Сашка немного успокоился, к нему на другой день снова Юлия Николаевна приходила, у Сашки разболелась голова, и она уложила его в постель и позвала соседку. Потом ушла и не велела никого пускать.

Но Сашка все думал: неужели он не придет, Михаська? Все-таки друг… Ну поругались, ну подрались, но ведь знает же, что такое горе, – придет.

А время будто остановилось. Соседка ушла. Сашка оделся и стал бродить по комнате из угла в угол. И реветь во весь голос.

Вдруг – стук. Сашка обрадовался – думал, Михаська, а входит Савватей. Достает бутылку вина и говорит:

– Эх, Свирид, Свирид, зря ты ушел от меня! Шестерить бы я тебя долго не заставил тогда, но зато теперь был бы ты у меня первым заместителем и верным другом.

Сашка говорит ему, что братана убили, а Савватей отвечает:

– Знаю, потому и пришел.
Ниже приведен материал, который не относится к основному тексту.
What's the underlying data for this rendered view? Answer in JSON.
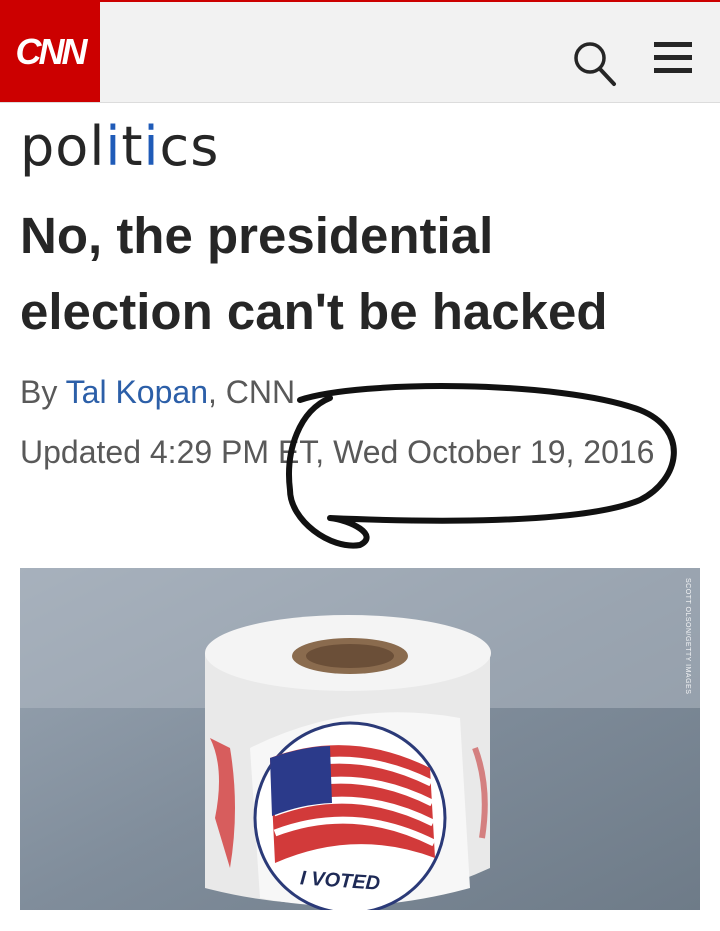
{
  "header": {
    "logo_text": "CNN",
    "search_icon": "search-icon",
    "menu_icon": "hamburger-menu-icon",
    "brand_color": "#cc0000"
  },
  "section": {
    "part1": "pol",
    "part2": "i",
    "part3": "t",
    "part4": "i",
    "part5": "cs"
  },
  "article": {
    "headline": "No, the presidential election can't be hacked",
    "byline_prefix": "By ",
    "author": "Tal Kopan",
    "byline_suffix": ", CNN",
    "updated": "Updated 4:29 PM ET, Wed October 19, 2016"
  },
  "image": {
    "credit": "SCOTT OLSON/GETTY IMAGES",
    "sticker_text": "I VOTED"
  }
}
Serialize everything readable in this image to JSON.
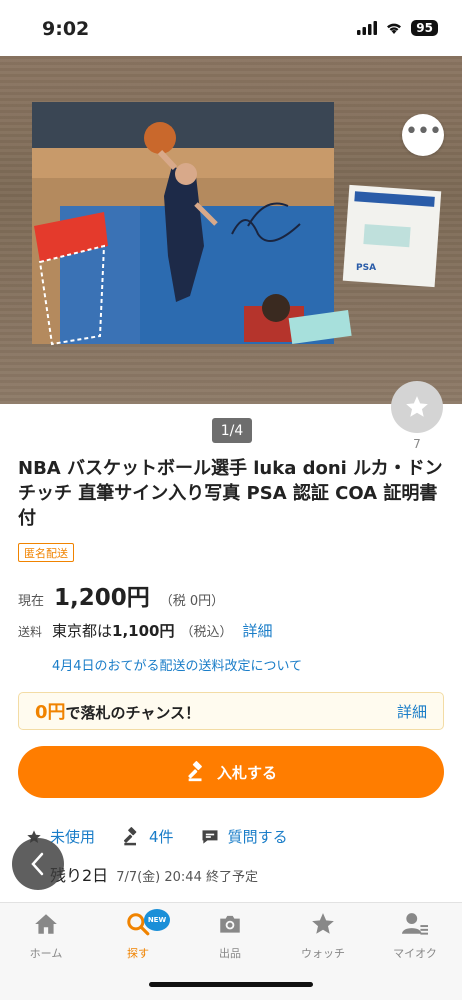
{
  "status_bar": {
    "time": "9:02",
    "battery": "95"
  },
  "image": {
    "counter": "1/4",
    "watch_count": "7",
    "signature": "luka"
  },
  "item": {
    "title": "NBA バスケットボール選手 luka doni ルカ・ドンチッチ 直筆サイン入り写真 PSA 認証 COA 証明書付",
    "badge": "匿名配送"
  },
  "price": {
    "label": "現在",
    "value": "1,200円",
    "tax": "（税 0円）"
  },
  "shipping": {
    "label": "送料",
    "prefix": "東京都は",
    "amount": "1,100円",
    "tax": "（税込）",
    "detail_link": "詳細",
    "notice": "4月4日のおてがる配送の送料改定について"
  },
  "chance": {
    "zero": "0円",
    "text": "で落札のチャンス！",
    "detail_link": "詳細"
  },
  "bid_button": {
    "label": "入札する"
  },
  "meta": {
    "condition": "未使用",
    "bids": "4件",
    "question": "質問する"
  },
  "end": {
    "remaining": "残り2日",
    "datetime": "7/7(金) 20:44 終了予定"
  },
  "tabs": [
    {
      "label": "ホーム",
      "icon": "home-icon"
    },
    {
      "label": "探す",
      "icon": "search-icon",
      "badge": "NEW"
    },
    {
      "label": "出品",
      "icon": "camera-icon"
    },
    {
      "label": "ウォッチ",
      "icon": "star-icon"
    },
    {
      "label": "マイオク",
      "icon": "my-account-icon"
    }
  ],
  "colors": {
    "accent": "#ff7d00",
    "link": "#1a7dc8",
    "badge_blue": "#1a8fd8"
  }
}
Иначе бы – не жди, не банный лист, не прилипаю, сами все ко мне липнут.

Тут налил он Сашке стакан этого вина – желтое такое, клопами отдает – и предложил выпить за Сашкиного брата. Сашка снова реветь, но выпил; чуть отдышался, выпил потом еще полстакана и весь день назавтра крутился на парте, потому что мутило и хотелось пить.